Where it fell short for me was in the very justification for why I was reading it. I generally don’t like books that appear to take my interest for granted, and one of the ways a writer can avoid tripping that particular wire is to pay heed to the inciting incident. In other words, answer the question, “why does this story begin today?” While this one is a braided structure with dueling narratives of Addie in 2014 New York and 1700s France, the former is seemingly a way for us to tour the city and the latter is a decent origin story that then mirrors the 2014 story in its wandering. I understood why Schwab told me the story of Addie first being cursed, and that arm of the braid was compelling to me until it wasn’t. I grew too frustrated with the other arm of the braid (2014), which seemed hyperfocused on demonstrating how Addie survives in contemporary New York. That isn’t enough story for me, personally, though others may find it fascinating to ponder.

The other, perhaps more substantial, trouble for me was I felt Addie was little more than the product of her curse. It’s interesting to look at her in each braid and see how she’s changed over the centuries, but from our point of view, it is only the curse that has done that to her, not the decisions she’s had to make and the external pressures applied to her, which are generally more interesting in a character development sense. Moreover, two-hundred-year-old Addie isn’t really all that surprising. She’s about what you’d expect of a person afflicted with such a curse. Though the first hundred pages make a point of mentioning some kind of defining, traumatic event that shaped her, I felt the author’s hand here, holding me at bay, denying me something compelling for reasons that weren’t clear to me. If that traumatic was so character-defining, why not tell me that story instead of the literary equivalent of a tour through New York City? If the book does contain that story, I didn’t understand why I was being taken through the mundane instead. An argument could be made that the boredom and monotony was precisely what Schwab intended me to feel, but here’s the thing: we humans already get enough of that, so if that is, indeed, the point, it shouldn’t take 100+ pages to get a reader there.

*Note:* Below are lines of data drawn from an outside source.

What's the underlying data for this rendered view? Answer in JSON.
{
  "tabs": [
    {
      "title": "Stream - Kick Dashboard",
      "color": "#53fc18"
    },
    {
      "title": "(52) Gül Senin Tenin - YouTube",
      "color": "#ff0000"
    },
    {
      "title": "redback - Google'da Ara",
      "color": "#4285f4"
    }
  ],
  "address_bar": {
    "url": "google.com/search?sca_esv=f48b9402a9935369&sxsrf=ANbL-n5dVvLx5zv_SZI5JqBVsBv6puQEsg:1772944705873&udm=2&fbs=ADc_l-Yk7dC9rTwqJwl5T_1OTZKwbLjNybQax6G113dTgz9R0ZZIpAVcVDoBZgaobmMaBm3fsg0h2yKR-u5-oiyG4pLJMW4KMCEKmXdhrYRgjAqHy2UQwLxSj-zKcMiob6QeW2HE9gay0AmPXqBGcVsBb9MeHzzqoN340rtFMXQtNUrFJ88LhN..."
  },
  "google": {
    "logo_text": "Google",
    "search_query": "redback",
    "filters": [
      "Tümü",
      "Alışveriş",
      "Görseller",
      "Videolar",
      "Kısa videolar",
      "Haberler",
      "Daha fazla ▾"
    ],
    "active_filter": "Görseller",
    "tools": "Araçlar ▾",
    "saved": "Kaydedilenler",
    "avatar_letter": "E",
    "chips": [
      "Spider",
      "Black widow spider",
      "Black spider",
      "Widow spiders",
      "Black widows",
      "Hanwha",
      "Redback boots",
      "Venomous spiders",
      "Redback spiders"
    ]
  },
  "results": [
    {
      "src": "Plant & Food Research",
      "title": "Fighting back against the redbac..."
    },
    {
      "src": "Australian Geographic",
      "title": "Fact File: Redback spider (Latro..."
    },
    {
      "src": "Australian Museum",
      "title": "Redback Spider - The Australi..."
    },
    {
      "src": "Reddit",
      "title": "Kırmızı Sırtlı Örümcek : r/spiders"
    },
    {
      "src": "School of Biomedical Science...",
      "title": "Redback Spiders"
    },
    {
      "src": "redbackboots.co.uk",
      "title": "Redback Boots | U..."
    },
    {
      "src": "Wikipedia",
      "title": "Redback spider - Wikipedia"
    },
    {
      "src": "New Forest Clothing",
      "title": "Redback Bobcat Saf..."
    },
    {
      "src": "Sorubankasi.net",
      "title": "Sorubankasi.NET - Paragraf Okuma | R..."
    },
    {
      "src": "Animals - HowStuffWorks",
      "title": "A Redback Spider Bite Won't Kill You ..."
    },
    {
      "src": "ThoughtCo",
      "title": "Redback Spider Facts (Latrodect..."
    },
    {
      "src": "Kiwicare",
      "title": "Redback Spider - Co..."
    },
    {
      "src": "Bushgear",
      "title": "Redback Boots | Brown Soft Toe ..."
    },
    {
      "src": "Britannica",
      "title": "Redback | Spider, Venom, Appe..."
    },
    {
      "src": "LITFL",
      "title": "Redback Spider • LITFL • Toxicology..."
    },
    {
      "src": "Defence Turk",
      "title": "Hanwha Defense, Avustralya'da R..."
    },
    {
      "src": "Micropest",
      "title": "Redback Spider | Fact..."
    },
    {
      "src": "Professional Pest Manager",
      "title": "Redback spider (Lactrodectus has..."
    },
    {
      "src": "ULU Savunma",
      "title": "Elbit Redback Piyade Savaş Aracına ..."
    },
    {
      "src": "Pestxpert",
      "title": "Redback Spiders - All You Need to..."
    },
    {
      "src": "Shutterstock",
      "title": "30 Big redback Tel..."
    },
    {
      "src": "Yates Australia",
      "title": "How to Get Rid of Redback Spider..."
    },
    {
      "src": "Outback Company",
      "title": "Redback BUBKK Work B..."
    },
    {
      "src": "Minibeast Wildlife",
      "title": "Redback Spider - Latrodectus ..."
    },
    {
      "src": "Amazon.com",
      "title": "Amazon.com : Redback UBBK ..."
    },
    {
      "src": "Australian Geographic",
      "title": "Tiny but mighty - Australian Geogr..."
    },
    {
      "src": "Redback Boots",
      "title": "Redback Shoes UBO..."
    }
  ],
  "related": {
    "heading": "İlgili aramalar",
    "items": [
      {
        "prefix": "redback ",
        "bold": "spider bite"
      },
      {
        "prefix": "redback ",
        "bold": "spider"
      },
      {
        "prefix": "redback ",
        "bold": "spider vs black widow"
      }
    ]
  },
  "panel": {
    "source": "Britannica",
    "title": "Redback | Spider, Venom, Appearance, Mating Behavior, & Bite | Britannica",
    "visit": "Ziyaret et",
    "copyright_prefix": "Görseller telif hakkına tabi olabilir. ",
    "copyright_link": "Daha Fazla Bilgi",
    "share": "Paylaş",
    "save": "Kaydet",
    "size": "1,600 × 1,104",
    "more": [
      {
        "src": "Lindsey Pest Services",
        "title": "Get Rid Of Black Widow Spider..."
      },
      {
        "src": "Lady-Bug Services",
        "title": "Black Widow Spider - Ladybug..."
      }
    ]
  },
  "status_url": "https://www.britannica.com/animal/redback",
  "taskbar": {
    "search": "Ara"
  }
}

I just wasn’t convinced Schwab knew, herself, why she was telling me this story, and I felt her trying to figure that out. At this point in my life, I just don’t have the patience for that anymore. There are too many compelling books out there, and I feel my time here growing shorter. It’s okay to put down books that just aren’t doing it for you.

The silver lining here is I’d never read Schwab before and her prose was enough to intrigue me to read more of her work. I didn’t like this one but hope to pick one up with more apparent narrative purpose. If you like books you can sink into and wander without too much narrative drive, you might like it. It’s clear from the ratings on Goodreads that many others have enjoyed the book quite a bit.